Treasury Secretary Scott Bessent said Wednesday that the two-week-old federal government shutdown could cost the U.S. economy about $15 billion a day in lost output, an estimate of the economic toll of the situation.
He called on Democrats to “be heroes” and side with Republicans to end the shutdown, warning that it was starting to “cut into the muscle” of the US economy.
“We believe that the shutdown may start to cost the US economy up to $15 billion a day,” he told a news conference, further stressing that the shutdown is increasingly a hindrance to an otherwise sustainable wave of investment in the US economy, including artificial intelligence (AI), which he believes is only just beginning, Reuters wrote.
Investment boom in the USA
Speaking at a CNBC event on the sidelines of the International Monetary Fund and World Bank’s annual meeting in Washington, Bessent credited President Donald Trump’s policies for sparking the investment boom.
He argued that the only thing slowing the US economy is the government shutdown, despite strong pent-up demand.

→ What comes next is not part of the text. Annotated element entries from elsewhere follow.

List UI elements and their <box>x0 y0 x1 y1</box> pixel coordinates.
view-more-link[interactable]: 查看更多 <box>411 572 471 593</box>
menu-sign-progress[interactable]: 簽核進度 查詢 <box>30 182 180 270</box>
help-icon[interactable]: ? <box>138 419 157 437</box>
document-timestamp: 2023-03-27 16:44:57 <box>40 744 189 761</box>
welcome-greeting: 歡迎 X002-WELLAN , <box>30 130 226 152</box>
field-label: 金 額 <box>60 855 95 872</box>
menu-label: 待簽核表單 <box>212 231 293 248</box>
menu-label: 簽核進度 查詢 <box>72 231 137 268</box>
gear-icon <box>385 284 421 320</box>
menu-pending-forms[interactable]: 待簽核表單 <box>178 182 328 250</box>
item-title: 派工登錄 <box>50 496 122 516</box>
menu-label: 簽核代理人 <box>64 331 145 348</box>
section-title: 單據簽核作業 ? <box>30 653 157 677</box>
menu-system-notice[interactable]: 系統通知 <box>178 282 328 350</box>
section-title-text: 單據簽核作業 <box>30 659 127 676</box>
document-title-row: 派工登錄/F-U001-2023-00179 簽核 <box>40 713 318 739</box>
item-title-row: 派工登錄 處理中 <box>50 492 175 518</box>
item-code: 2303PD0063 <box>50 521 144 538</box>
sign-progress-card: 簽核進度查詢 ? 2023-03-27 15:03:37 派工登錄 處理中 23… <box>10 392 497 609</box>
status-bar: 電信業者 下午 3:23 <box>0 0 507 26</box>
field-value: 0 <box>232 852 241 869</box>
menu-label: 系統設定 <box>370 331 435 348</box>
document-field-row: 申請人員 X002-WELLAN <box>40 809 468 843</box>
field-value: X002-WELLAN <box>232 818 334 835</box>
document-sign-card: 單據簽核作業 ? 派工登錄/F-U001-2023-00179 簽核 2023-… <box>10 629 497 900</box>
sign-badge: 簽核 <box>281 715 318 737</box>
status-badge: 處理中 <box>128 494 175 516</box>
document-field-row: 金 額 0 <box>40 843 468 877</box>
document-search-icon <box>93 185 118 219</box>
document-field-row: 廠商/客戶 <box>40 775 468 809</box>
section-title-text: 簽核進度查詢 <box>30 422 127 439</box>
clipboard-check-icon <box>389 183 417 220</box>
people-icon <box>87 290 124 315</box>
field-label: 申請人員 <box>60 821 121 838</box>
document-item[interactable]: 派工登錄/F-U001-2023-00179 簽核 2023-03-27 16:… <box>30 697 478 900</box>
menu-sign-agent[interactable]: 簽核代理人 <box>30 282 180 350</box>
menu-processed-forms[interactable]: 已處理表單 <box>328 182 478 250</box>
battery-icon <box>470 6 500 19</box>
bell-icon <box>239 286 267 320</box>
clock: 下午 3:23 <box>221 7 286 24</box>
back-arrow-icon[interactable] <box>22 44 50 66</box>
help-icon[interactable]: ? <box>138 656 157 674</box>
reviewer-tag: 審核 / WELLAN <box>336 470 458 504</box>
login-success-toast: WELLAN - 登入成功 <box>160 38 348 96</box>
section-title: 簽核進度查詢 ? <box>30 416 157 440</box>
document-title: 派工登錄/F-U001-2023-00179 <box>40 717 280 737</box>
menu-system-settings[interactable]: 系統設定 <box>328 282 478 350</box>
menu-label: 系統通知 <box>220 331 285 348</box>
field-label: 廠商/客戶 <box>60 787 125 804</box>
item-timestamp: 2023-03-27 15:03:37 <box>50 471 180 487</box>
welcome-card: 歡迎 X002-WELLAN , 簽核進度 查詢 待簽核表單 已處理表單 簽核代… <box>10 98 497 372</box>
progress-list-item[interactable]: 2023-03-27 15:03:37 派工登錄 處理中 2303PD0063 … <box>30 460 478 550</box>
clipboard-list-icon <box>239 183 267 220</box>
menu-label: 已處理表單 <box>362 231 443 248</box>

He added that incentives in the Republican tax bill and Trump’s tariffs will keep the investment boom going and support continued growth.
“I think we can be in a period like the late 1800s when the railroads appeared, like the 1990s when we saw the Internet and office technology boom,” Bessent told Reuters.
Fiscal deficit update
Bessent also addressed the U.S. deficit situation, arguing that fiscal year 2025, which ended Sept. 30, was smaller than the $1.833 trillion deficit reported in the previous fiscal year, though he did not give a specific number.
He noted that the deficit-to-GDP ratio could fall to 3% in the coming years if the US could “grow more, spend less and cut spending.”
The Ministry of Finance has not yet announced the amount of the annual deficit. The Congressional Budget Office estimated last week that the US fiscal year 2025 deficit fell only slightly to $1.817 trillion despite a $118 billion jump in tariff revenue from Trump’s tariffs, Reuters reported.